Cosmicomics
- First edition (Einaudi, 1965)
- Author: Italo Calvino
- Original title: Le Cosmicomiche
- Translator: William Weaver
- Cover artist: M. C. Escher (depicted) A. Simi (first paper)
- Language: Italian (first)
- Genre: Science fiction short stories
- Publisher: Giulio Einaudi (Italian) Harcourt Brace (US)
- Publication date: 1965
- Publication place: Italy (first)
- Published in English: 1968 (US, UK)
- Media type: Print (hardback & paperback (1970))
- Pages: 188 (first) 153 (US, UK) 185 (first paper)
- ISBN: 0-15-622600-6 (1976 US)
- OCLC: 2521577
- Dewey Decimal: 853/.9/14
- LC Class: PZ3.C13956 Co8 PQ4809.A45

= Cosmicomics =

1965 book by Italo Calvino

Cosmicomics (Le cosmicomiche) is a collection of twelve short stories by Italo Calvino first published in Italian in 1965 and in English in 1968. The stories were originally published between 1964 and 1965 in the Italian periodicals Il Caffè and Il Giorno. Each story takes a scientific theory (some of which have since become deprecated) or phenomenon and builds an imaginative story around it. An always-extant being called Qfwfq explicitly narrates all of the stories save two. Every story is a memory of an event in the history of the universe.

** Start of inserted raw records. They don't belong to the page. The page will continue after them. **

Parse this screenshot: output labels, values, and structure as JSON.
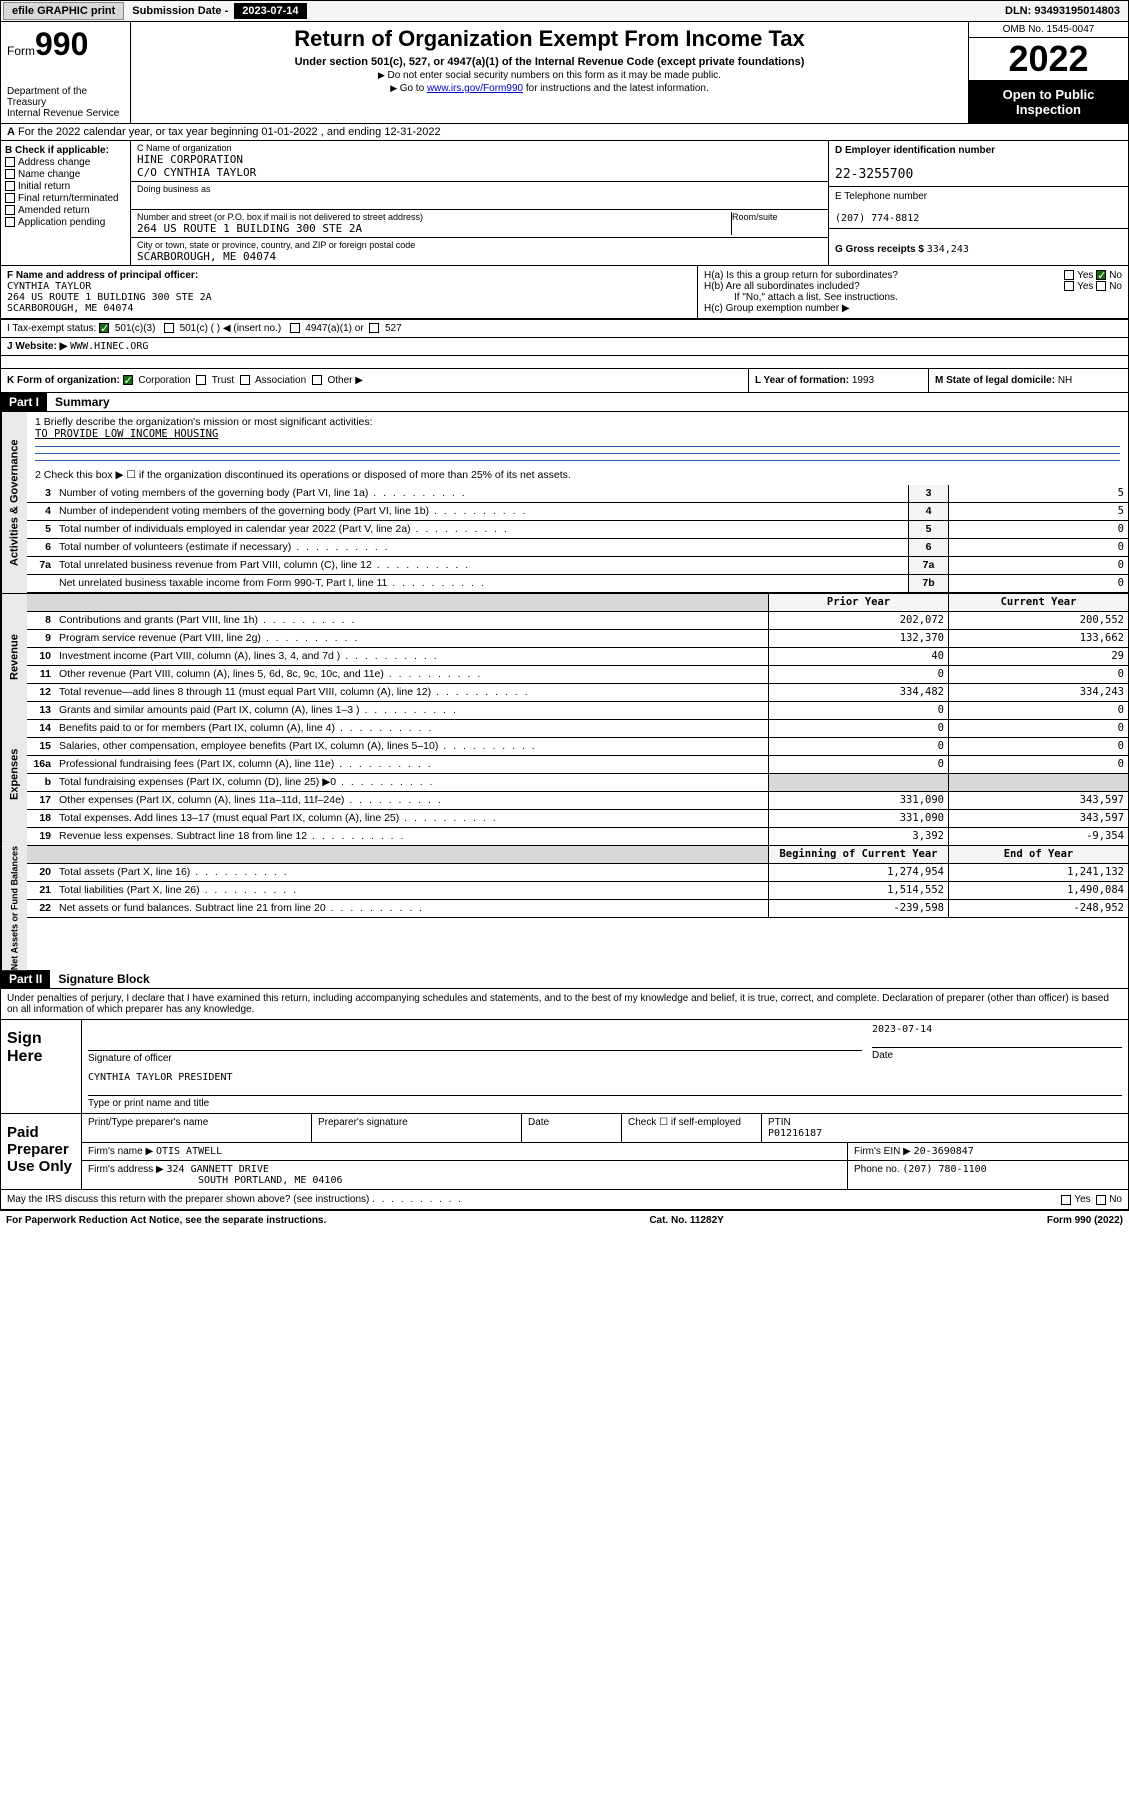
{
  "topbar": {
    "efile": "efile GRAPHIC print",
    "sub_lbl": "Submission Date - ",
    "sub_date": "2023-07-14",
    "dln_lbl": "DLN: ",
    "dln": "93493195014803"
  },
  "header": {
    "form_word": "Form",
    "form_num": "990",
    "title": "Return of Organization Exempt From Income Tax",
    "sub1": "Under section 501(c), 527, or 4947(a)(1) of the Internal Revenue Code (except private foundations)",
    "sub2": "Do not enter social security numbers on this form as it may be made public.",
    "sub3_pre": "Go to ",
    "sub3_link": "www.irs.gov/Form990",
    "sub3_post": " for instructions and the latest information.",
    "dept": "Department of the Treasury\nInternal Revenue Service",
    "omb": "OMB No. 1545-0047",
    "year": "2022",
    "open": "Open to Public Inspection"
  },
  "lineA": "For the 2022 calendar year, or tax year beginning 01-01-2022     , and ending 12-31-2022",
  "colB": {
    "title": "B Check if applicable:",
    "items": [
      "Address change",
      "Name change",
      "Initial return",
      "Final return/terminated",
      "Amended return",
      "Application pending"
    ]
  },
  "colC": {
    "name_lbl": "C Name of organization",
    "name1": "HINE CORPORATION",
    "name2": "C/O CYNTHIA TAYLOR",
    "dba_lbl": "Doing business as",
    "addr_lbl": "Number and street (or P.O. box if mail is not delivered to street address)",
    "room_lbl": "Room/suite",
    "addr": "264 US ROUTE 1 BUILDING 300 STE 2A",
    "city_lbl": "City or town, state or province, country, and ZIP or foreign postal code",
    "city": "SCARBOROUGH, ME  04074"
  },
  "colD": {
    "d_lbl": "D Employer identification number",
    "ein": "22-3255700",
    "e_lbl": "E Telephone number",
    "phone": "(207) 774-8812",
    "g_lbl": "G Gross receipts $ ",
    "gross": "334,243"
  },
  "rowF": {
    "f_lbl": "F  Name and address of principal officer:",
    "officer": "CYNTHIA TAYLOR\n264 US ROUTE 1 BUILDING 300 STE 2A\nSCARBOROUGH, ME  04074",
    "ha": "H(a)  Is this a group return for subordinates?",
    "hb": "H(b)  Are all subordinates included?",
    "hb_note": "If \"No,\" attach a list. See instructions.",
    "hc": "H(c)  Group exemption number ▶",
    "yes": "Yes",
    "no": "No"
  },
  "rowI": {
    "lbl": "I     Tax-exempt status:",
    "opt1": "501(c)(3)",
    "opt2": "501(c) (  ) ◀ (insert no.)",
    "opt3": "4947(a)(1) or",
    "opt4": "527"
  },
  "rowJ": {
    "lbl": "J     Website: ▶",
    "site": "WWW.HINEC.ORG"
  },
  "rowK": {
    "lbl": "K Form of organization:",
    "opts": [
      "Corporation",
      "Trust",
      "Association",
      "Other ▶"
    ],
    "l_lbl": "L Year of formation: ",
    "l_val": "1993",
    "m_lbl": "M State of legal domicile: ",
    "m_val": "NH"
  },
  "part1": {
    "hdr": "Part I",
    "title": "Summary"
  },
  "mission": {
    "q1": "1   Briefly describe the organization's mission or most significant activities:",
    "text": "TO PROVIDE LOW INCOME HOUSING",
    "q2": "2   Check this box ▶ ☐  if the organization discontinued its operations or disposed of more than 25% of its net assets."
  },
  "governance": {
    "sidebar": "Activities & Governance",
    "rows": [
      {
        "n": "3",
        "d": "Number of voting members of the governing body (Part VI, line 1a)",
        "b": "3",
        "v": "5"
      },
      {
        "n": "4",
        "d": "Number of independent voting members of the governing body (Part VI, line 1b)",
        "b": "4",
        "v": "5"
      },
      {
        "n": "5",
        "d": "Total number of individuals employed in calendar year 2022 (Part V, line 2a)",
        "b": "5",
        "v": "0"
      },
      {
        "n": "6",
        "d": "Total number of volunteers (estimate if necessary)",
        "b": "6",
        "v": "0"
      },
      {
        "n": "7a",
        "d": "Total unrelated business revenue from Part VIII, column (C), line 12",
        "b": "7a",
        "v": "0"
      },
      {
        "n": "",
        "d": "Net unrelated business taxable income from Form 990-T, Part I, line 11",
        "b": "7b",
        "v": "0"
      }
    ]
  },
  "twocol_hdr": {
    "prior": "Prior Year",
    "current": "Current Year"
  },
  "revenue": {
    "sidebar": "Revenue",
    "rows": [
      {
        "n": "8",
        "d": "Contributions and grants (Part VIII, line 1h)",
        "p": "202,072",
        "c": "200,552"
      },
      {
        "n": "9",
        "d": "Program service revenue (Part VIII, line 2g)",
        "p": "132,370",
        "c": "133,662"
      },
      {
        "n": "10",
        "d": "Investment income (Part VIII, column (A), lines 3, 4, and 7d )",
        "p": "40",
        "c": "29"
      },
      {
        "n": "11",
        "d": "Other revenue (Part VIII, column (A), lines 5, 6d, 8c, 9c, 10c, and 11e)",
        "p": "0",
        "c": "0"
      },
      {
        "n": "12",
        "d": "Total revenue—add lines 8 through 11 (must equal Part VIII, column (A), line 12)",
        "p": "334,482",
        "c": "334,243"
      }
    ]
  },
  "expenses": {
    "sidebar": "Expenses",
    "rows": [
      {
        "n": "13",
        "d": "Grants and similar amounts paid (Part IX, column (A), lines 1–3 )",
        "p": "0",
        "c": "0"
      },
      {
        "n": "14",
        "d": "Benefits paid to or for members (Part IX, column (A), line 4)",
        "p": "0",
        "c": "0"
      },
      {
        "n": "15",
        "d": "Salaries, other compensation, employee benefits (Part IX, column (A), lines 5–10)",
        "p": "0",
        "c": "0"
      },
      {
        "n": "16a",
        "d": "Professional fundraising fees (Part IX, column (A), line 11e)",
        "p": "0",
        "c": "0"
      },
      {
        "n": "b",
        "d": "Total fundraising expenses (Part IX, column (D), line 25) ▶0",
        "p": "",
        "c": "",
        "shade": true
      },
      {
        "n": "17",
        "d": "Other expenses (Part IX, column (A), lines 11a–11d, 11f–24e)",
        "p": "331,090",
        "c": "343,597"
      },
      {
        "n": "18",
        "d": "Total expenses. Add lines 13–17 (must equal Part IX, column (A), line 25)",
        "p": "331,090",
        "c": "343,597"
      },
      {
        "n": "19",
        "d": "Revenue less expenses. Subtract line 18 from line 12",
        "p": "3,392",
        "c": "-9,354"
      }
    ]
  },
  "netassets_hdr": {
    "beg": "Beginning of Current Year",
    "end": "End of Year"
  },
  "netassets": {
    "sidebar": "Net Assets or Fund Balances",
    "rows": [
      {
        "n": "20",
        "d": "Total assets (Part X, line 16)",
        "p": "1,274,954",
        "c": "1,241,132"
      },
      {
        "n": "21",
        "d": "Total liabilities (Part X, line 26)",
        "p": "1,514,552",
        "c": "1,490,084"
      },
      {
        "n": "22",
        "d": "Net assets or fund balances. Subtract line 21 from line 20",
        "p": "-239,598",
        "c": "-248,952"
      }
    ]
  },
  "part2": {
    "hdr": "Part II",
    "title": "Signature Block"
  },
  "sigtext": "Under penalties of perjury, I declare that I have examined this return, including accompanying schedules and statements, and to the best of my knowledge and belief, it is true, correct, and complete. Declaration of preparer (other than officer) is based on all information of which preparer has any knowledge.",
  "sign": {
    "lbl": "Sign Here",
    "sig_of_officer": "Signature of officer",
    "date_lbl": "Date",
    "date": "2023-07-14",
    "name": "CYNTHIA TAYLOR  PRESIDENT",
    "name_lbl": "Type or print name and title"
  },
  "paid": {
    "lbl": "Paid Preparer Use Only",
    "h1": "Print/Type preparer's name",
    "h2": "Preparer's signature",
    "h3": "Date",
    "h4_pre": "Check ☐ if self-employed",
    "h5": "PTIN",
    "ptin": "P01216187",
    "firm_name_lbl": "Firm's name    ▶ ",
    "firm_name": "OTIS ATWELL",
    "firm_ein_lbl": "Firm's EIN ▶ ",
    "firm_ein": "20-3690847",
    "firm_addr_lbl": "Firm's address ▶ ",
    "firm_addr1": "324 GANNETT DRIVE",
    "firm_addr2": "SOUTH PORTLAND, ME  04106",
    "phone_lbl": "Phone no. ",
    "phone": "(207) 780-1100"
  },
  "may_irs": "May the IRS discuss this return with the preparer shown above? (see instructions)",
  "footer": {
    "left": "For Paperwork Reduction Act Notice, see the separate instructions.",
    "mid": "Cat. No. 11282Y",
    "right": "Form 990 (2022)"
  }
}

All of the stories in Cosmicomics, together with more of Qfwfq stories from t zero and other sources, are now available in a single volume collection, The Complete Cosmicomics (Penguin UK, 2009).

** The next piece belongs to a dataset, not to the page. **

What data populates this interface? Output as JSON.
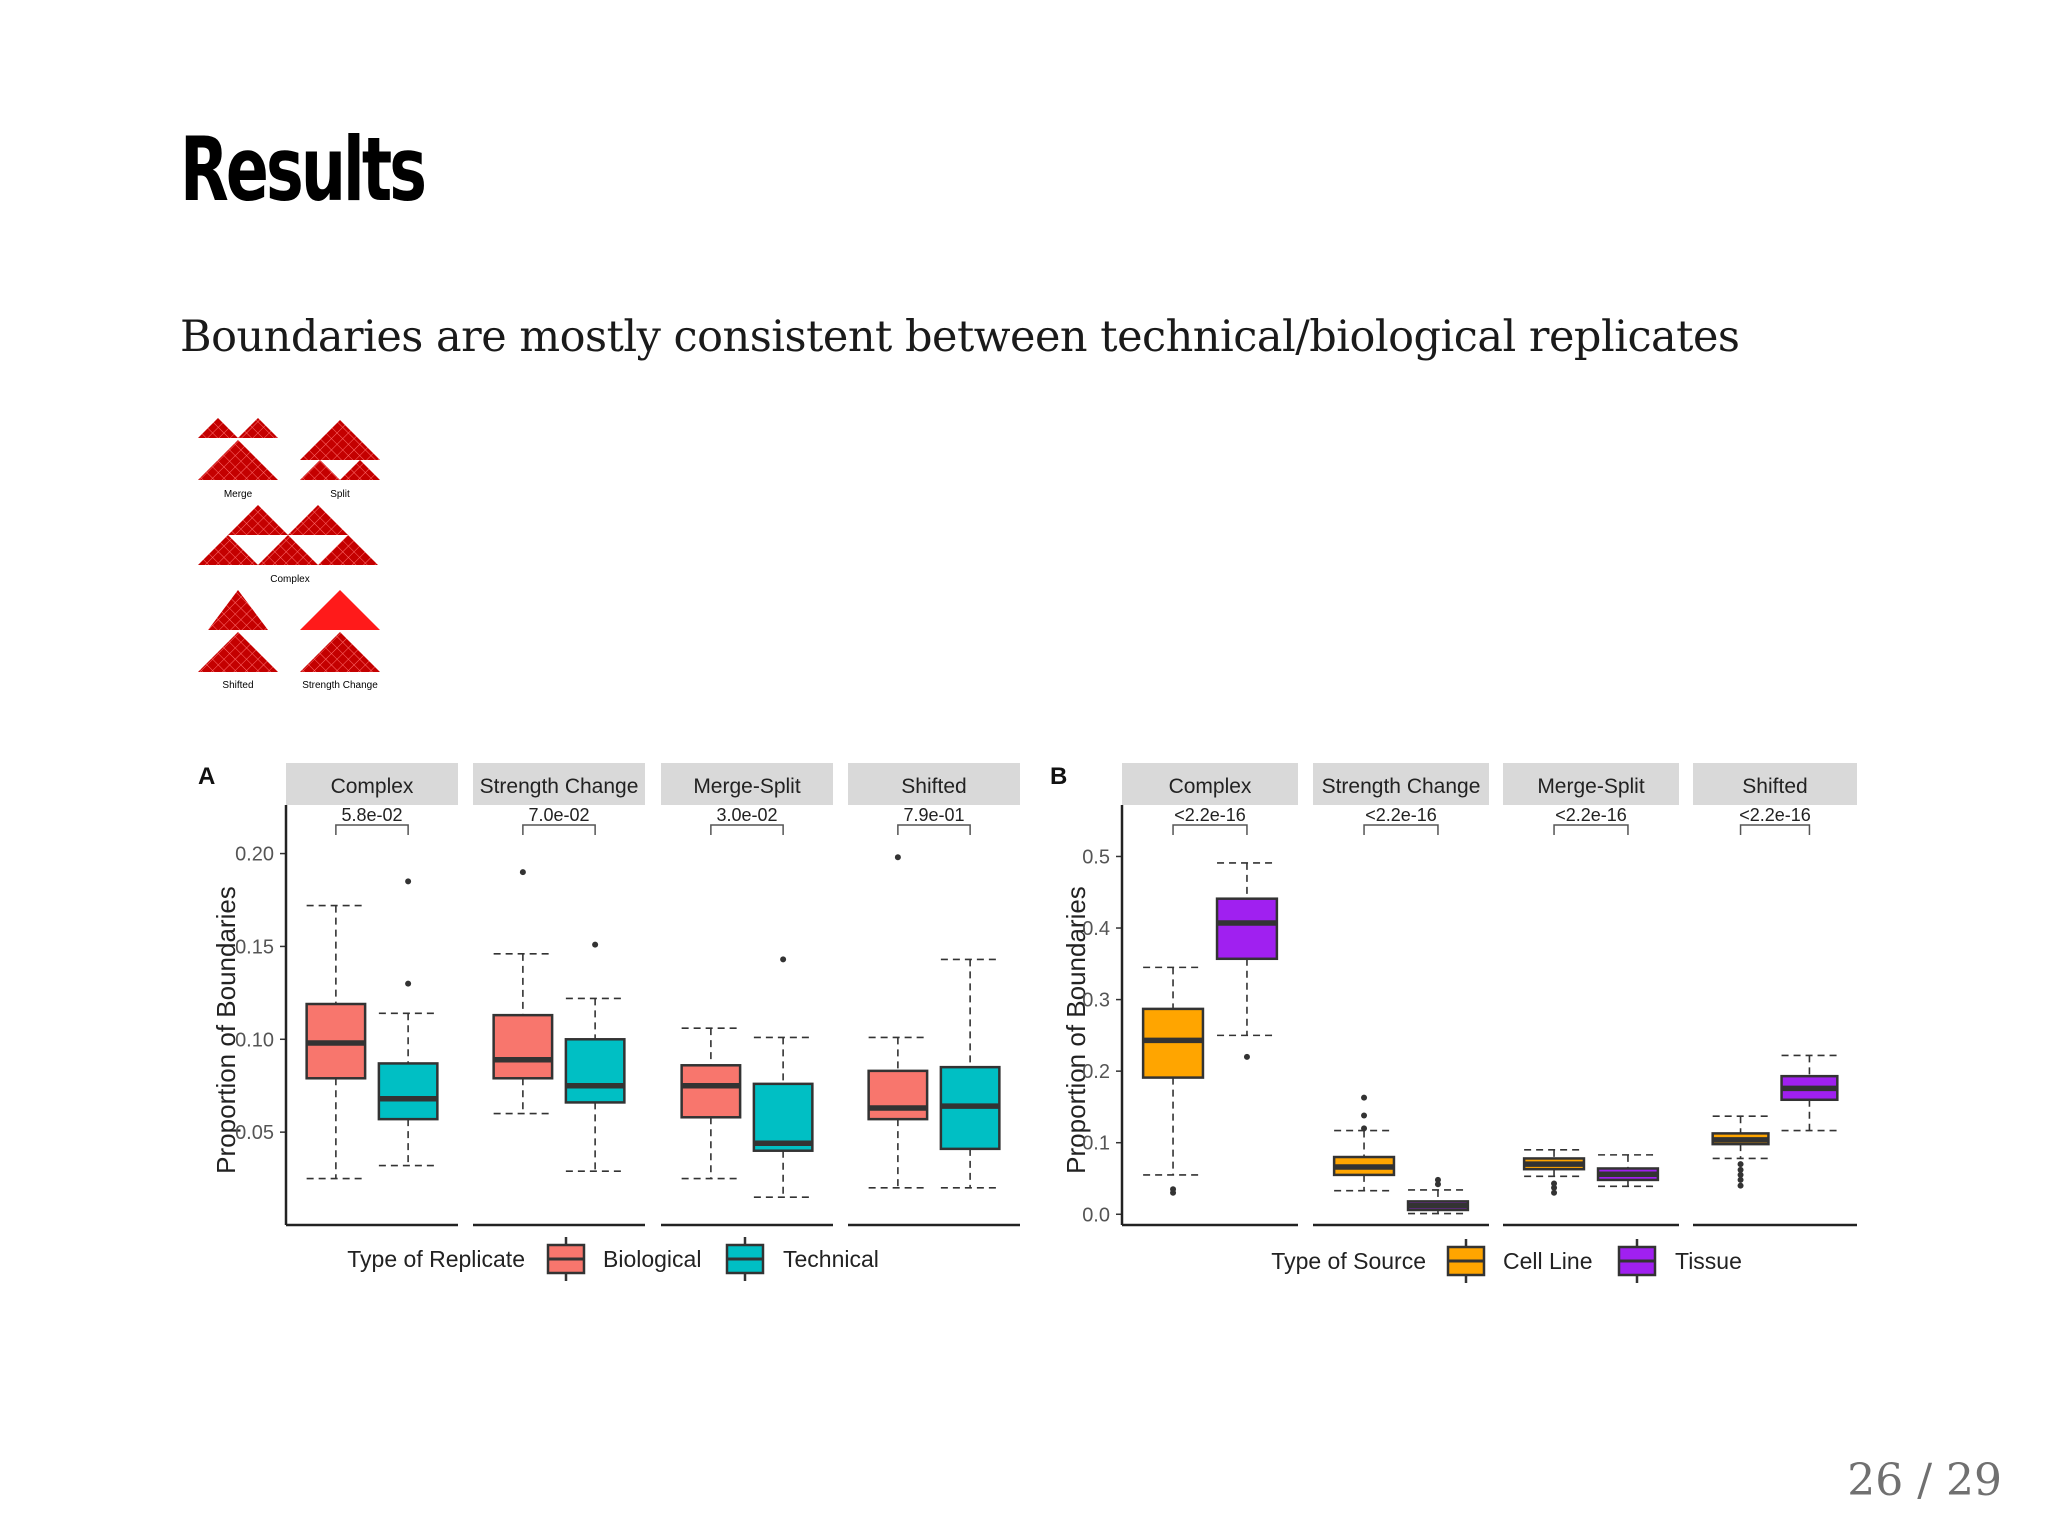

The first U.S. edition, translated by William Weaver, won the National Book Award in the translation category.

==Contents==
- "The Distance of the Moon", the first and probably the best known story. Calvino takes the fact that the Moon used to be much closer to the Earth, and builds a story about a love triangle among people who used to jump between the Earth and the Moon; the lovers gradually drift apart as the Moon recedes.
- "At Daybreak": Life in a nebula before gas condenses into solid matter, a process which ultimately leads to the formation of solar systems.
- "A Sign in Space": The fact that the galaxy slowly revolves is the premise of a story about a being desperate to leave behind some unique sign of its existence. This story is a direct illustration of one of the tenets of postmodern theory—that the sign is not the thing it signifies, nor can one claim to fully or properly describe a thing or an idea with a word or other symbol.
- "All at One Point": The fact that before the Big Bang the cosmos existed as a single point (the initial singularity. "Naturally, we were all there—old Qfwfq said—where else could we have been? Nobody knew then that there could be space. Or time, either: what use did we have for time, packed in there like sardines?"
- "Without Colors": Before there was an atmosphere, everything was the same shade of gray. As the atmosphere gradually appears, so do colors. Unfortunately the novelty scares off Ayl, Qfwfq's love interest.
- "Games Without End": A galactic game of marbles played using hydrogen atoms, before the universe had created other materials.
- "The Aquatic Uncle": A tale on the fact that at one stage in evolution animals left the sea and came to live on land. The story is about a family living on land that is a bit ashamed of their old uncle who still lives in the sea, refusing to come ashore like "civilized" people.
- "How Much Shall We Bet": Qfwfq bets against his rival Dean (k)yK about the universe's transformations, making increasingly long-term and specific conjectures.
- "The Dinosaurs": How some dinosaurs lived after most of them had become extinct, and how it felt to be that last existing dinosaur in an age where all the current mammals feared his kind as demons.
- "The Form of Space": As the unnamed narrator "falls" through space, he cannot help noticing that his trajectory is parallel to that of a beautiful woman, Ursula H'x, and that of lieutenant Fenimore, who is also in love with Ursula. The narrator dreams of the shape of space changing, so that he may touch Ursula (or fight with Fenimore).
- "The Light Years": The unnamed narrator looking at other galaxies spots one with a sign pointed right at him saying "I saw you." Given that there's a gulf of 100,000,000 light years, he checks his diary to find out what he had been doing that day eons ago, and finds out that it was something he had wished to hide. He then starts to worry.
- "The Spiral": A story about life as a mollusc who creates the first shell. By creating this object of beauty to behold, he enables the development of vision in other creatures and sets off a chain reaction leading to the present day.

All of the stories feature non-human characters who have been heavily anthropomorphized.

==Adaptations==
"La Luna" by Enrico Casarosa, 2011 is a short film based on the same premise as "The Distance of the Moon."